Why does encoding a binary file as a base64 string become corrupted when I use network.request()?

Hi fellow Corona devs,

I’m trying to send a .pdf / docx (binary) file which I have base64 encoded as part of the network.request() call.

Here is the code I’m using to test:

local fileName = "document.docx" local pathToImport = system.pathForFile( fileName, system.DocumentsDirectory ) local fileHandle = io.open(pathToImport,"rb") local mime = require "mime";     local encodedFile = mime.b64(fileHandle:read( "\*a" ));   local body = "fileName=".. fileName .. "&encodedFile =" .. encodedFile local postParams = {} postParams.body = body network.request( "http://www.domain.com/file.php", "POST", uploadCompleted, postParams )

Within the php file I am base64_decoding the encoded string.  I can see the decoded string present (since I output it for testing purposes).  So all the data I expect to be available via the request is present.

Once I base64 decode the string I save it to disk.  All appears to be working expected.
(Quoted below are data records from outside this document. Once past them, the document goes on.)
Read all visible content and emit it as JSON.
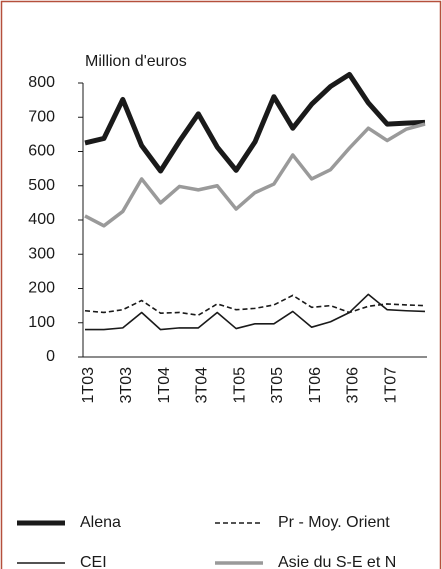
{
  "chart_data": {
    "type": "line",
    "title": "Million d'euros",
    "categories": [
      "1T03",
      null,
      "3T03",
      null,
      "1T04",
      null,
      "3T04",
      null,
      "1T05",
      null,
      "3T05",
      null,
      "1T06",
      null,
      "3T06",
      null,
      "1T07",
      null,
      null
    ],
    "series": [
      {
        "name": "Alena",
        "color": "#1a1a1a",
        "width": 5,
        "dash": false,
        "values": [
          625,
          638,
          752,
          617,
          543,
          630,
          710,
          613,
          545,
          628,
          760,
          668,
          738,
          790,
          825,
          742,
          680,
          683,
          685
        ]
      },
      {
        "name": "Pr - Moy. Orient",
        "color": "#1a1a1a",
        "width": 1.6,
        "dash": true,
        "values": [
          135,
          130,
          138,
          165,
          128,
          130,
          122,
          155,
          138,
          142,
          152,
          180,
          145,
          150,
          130,
          148,
          155,
          152,
          150
        ]
      },
      {
        "name": "CEI",
        "color": "#1a1a1a",
        "width": 1.6,
        "dash": false,
        "values": [
          80,
          80,
          85,
          130,
          80,
          85,
          85,
          130,
          83,
          97,
          97,
          133,
          87,
          103,
          130,
          183,
          138,
          135,
          133
        ]
      },
      {
        "name": "Asie du S-E et N",
        "color": "#9a9a9a",
        "width": 3.5,
        "dash": false,
        "values": [
          412,
          383,
          425,
          520,
          450,
          498,
          488,
          500,
          432,
          480,
          505,
          590,
          520,
          547,
          610,
          668,
          632,
          665,
          680
        ]
      }
    ],
    "ylim": [
      0,
      800
    ],
    "yticks": [
      0,
      100,
      200,
      300,
      400,
      500,
      600,
      700,
      800
    ]
  }
}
However when I try to view the saved docx file in Word, it complains that the file is corrupt or not of the right format.  It’s also happening to .png images, .pdf files etc.  Basically any binary data I sending across the network.
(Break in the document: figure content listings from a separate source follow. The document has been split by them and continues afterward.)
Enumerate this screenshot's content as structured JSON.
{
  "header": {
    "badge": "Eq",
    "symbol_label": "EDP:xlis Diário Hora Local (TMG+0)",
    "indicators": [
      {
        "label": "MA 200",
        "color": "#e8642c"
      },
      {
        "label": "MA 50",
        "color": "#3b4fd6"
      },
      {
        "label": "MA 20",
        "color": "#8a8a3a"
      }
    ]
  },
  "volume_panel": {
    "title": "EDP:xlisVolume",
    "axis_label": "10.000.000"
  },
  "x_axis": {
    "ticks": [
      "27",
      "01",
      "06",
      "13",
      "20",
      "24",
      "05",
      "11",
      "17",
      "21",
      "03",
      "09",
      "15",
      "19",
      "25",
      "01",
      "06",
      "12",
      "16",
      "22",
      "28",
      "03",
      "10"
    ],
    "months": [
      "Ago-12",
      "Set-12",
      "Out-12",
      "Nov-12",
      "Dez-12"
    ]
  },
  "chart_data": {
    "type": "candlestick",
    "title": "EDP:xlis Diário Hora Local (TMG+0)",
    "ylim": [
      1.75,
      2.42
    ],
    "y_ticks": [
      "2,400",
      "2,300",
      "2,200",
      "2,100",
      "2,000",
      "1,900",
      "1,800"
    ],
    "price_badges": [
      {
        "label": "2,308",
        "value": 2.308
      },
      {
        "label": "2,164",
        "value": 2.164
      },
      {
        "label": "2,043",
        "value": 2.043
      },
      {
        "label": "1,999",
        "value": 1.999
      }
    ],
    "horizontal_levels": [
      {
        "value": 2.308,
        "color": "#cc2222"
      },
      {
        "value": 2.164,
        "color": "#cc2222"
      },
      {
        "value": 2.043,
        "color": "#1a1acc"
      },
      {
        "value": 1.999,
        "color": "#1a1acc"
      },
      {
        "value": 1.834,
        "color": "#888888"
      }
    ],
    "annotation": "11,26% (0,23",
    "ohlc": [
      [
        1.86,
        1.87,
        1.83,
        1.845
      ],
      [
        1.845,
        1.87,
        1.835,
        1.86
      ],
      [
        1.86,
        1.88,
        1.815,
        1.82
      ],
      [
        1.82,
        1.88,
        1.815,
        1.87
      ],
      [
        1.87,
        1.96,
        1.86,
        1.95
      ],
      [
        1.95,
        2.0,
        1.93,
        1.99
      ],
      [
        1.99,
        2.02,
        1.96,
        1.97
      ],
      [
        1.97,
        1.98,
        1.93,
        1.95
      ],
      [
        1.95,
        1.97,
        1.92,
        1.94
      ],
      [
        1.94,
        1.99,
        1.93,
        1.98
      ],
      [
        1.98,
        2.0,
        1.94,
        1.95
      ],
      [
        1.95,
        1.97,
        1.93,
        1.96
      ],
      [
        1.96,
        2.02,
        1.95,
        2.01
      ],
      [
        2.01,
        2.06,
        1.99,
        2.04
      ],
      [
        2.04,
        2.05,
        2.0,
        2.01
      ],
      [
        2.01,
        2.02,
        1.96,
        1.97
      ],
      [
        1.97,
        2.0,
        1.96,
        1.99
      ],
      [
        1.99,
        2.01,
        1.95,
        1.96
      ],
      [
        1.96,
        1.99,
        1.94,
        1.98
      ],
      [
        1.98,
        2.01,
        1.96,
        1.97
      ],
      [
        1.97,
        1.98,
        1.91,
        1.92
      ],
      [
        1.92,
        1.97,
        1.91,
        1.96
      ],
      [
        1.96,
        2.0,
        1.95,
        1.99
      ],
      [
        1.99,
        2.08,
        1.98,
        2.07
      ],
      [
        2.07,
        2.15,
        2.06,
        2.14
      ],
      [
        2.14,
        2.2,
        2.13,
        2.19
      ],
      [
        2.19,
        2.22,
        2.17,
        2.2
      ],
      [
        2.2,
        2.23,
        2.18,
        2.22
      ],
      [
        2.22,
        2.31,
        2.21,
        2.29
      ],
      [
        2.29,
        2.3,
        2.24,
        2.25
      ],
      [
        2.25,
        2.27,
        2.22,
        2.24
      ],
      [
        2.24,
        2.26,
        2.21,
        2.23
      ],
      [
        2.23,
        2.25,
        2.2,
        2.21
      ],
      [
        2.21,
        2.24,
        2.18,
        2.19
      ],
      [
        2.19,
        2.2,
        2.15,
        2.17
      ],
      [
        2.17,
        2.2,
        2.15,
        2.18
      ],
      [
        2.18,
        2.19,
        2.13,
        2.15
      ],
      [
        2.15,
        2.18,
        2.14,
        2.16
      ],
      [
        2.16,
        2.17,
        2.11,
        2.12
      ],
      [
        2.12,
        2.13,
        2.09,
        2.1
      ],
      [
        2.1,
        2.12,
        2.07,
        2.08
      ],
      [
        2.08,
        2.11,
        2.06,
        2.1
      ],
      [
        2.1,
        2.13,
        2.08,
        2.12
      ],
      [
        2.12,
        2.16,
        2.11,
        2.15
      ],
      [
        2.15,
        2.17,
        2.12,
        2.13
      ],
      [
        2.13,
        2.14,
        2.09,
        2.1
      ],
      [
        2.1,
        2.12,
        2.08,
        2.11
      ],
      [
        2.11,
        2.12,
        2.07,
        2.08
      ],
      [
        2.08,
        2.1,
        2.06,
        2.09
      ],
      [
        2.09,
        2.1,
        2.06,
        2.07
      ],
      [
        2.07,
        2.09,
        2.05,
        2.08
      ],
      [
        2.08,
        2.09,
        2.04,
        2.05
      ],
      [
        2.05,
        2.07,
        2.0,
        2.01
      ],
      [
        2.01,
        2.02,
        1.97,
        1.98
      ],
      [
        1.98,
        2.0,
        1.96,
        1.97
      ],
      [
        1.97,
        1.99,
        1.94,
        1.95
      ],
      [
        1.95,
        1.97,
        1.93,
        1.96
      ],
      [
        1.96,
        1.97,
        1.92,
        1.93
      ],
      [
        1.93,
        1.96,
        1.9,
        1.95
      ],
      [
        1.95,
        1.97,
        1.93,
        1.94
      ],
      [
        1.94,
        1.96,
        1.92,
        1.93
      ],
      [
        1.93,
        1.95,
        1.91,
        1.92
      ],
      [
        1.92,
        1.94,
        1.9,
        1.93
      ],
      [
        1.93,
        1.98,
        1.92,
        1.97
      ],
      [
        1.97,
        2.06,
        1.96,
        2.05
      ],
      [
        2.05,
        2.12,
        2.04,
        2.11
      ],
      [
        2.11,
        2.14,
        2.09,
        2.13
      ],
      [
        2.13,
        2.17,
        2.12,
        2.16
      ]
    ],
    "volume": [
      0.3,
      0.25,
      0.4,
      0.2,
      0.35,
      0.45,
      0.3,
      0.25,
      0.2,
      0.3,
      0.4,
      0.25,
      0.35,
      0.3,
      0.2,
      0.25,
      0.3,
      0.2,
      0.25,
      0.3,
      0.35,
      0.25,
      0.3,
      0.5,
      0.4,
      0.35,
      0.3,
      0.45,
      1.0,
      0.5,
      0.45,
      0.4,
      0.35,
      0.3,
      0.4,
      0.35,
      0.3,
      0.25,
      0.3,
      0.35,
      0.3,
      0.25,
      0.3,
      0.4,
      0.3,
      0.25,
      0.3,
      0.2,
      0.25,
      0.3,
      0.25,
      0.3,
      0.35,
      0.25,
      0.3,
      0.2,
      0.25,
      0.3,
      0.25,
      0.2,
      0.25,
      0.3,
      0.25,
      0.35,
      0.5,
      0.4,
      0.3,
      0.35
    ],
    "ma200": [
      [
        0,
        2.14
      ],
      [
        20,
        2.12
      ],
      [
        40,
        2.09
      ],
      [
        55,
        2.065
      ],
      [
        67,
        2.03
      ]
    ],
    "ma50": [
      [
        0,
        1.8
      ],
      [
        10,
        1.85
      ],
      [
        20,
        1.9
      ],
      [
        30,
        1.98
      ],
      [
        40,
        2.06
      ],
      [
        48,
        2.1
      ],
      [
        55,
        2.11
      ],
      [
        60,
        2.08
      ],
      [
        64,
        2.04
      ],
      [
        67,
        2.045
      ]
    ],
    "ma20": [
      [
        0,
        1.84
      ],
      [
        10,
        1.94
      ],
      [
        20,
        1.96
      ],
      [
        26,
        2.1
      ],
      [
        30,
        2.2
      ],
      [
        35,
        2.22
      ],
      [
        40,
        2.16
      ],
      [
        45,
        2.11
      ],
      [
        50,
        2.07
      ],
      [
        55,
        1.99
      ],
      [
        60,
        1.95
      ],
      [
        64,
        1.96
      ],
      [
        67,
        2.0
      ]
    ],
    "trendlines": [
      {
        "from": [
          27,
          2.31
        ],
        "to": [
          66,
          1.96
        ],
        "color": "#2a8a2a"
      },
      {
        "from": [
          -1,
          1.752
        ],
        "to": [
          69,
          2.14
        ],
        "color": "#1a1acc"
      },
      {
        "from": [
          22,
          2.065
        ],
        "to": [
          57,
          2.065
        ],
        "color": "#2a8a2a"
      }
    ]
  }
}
Has anybody experienced the same issue with regards to base64 encoding and the file becoming corrupted?  If so I’d be very interested to know what you did about it.

I’ve read on some *older* (2013) forum posts that network.request has / had a bug where it corrupts encoded base64 values?  Is this still true?

I’ve also seen this forum post: https://forums.coronalabs.com/topic/70098-help-how-to-covert-image-to-base64/

where the solution is to load a binary (image) file, save it as a binary file and reload it as a binary file.  I tried something similar but that didn’t work.  Or perhaps I did it incorrectly.

I’ve read that I could also use network.upload() but in the docs, it says that network.upload simply calls network.request eventually anyway.  Perhaps I’m missing some request header info?

I’m really at a loss as to what I should try next.  So any help would be greatly appreciated.

Thanks for reading.

For those that might have the same issue I think I solved it.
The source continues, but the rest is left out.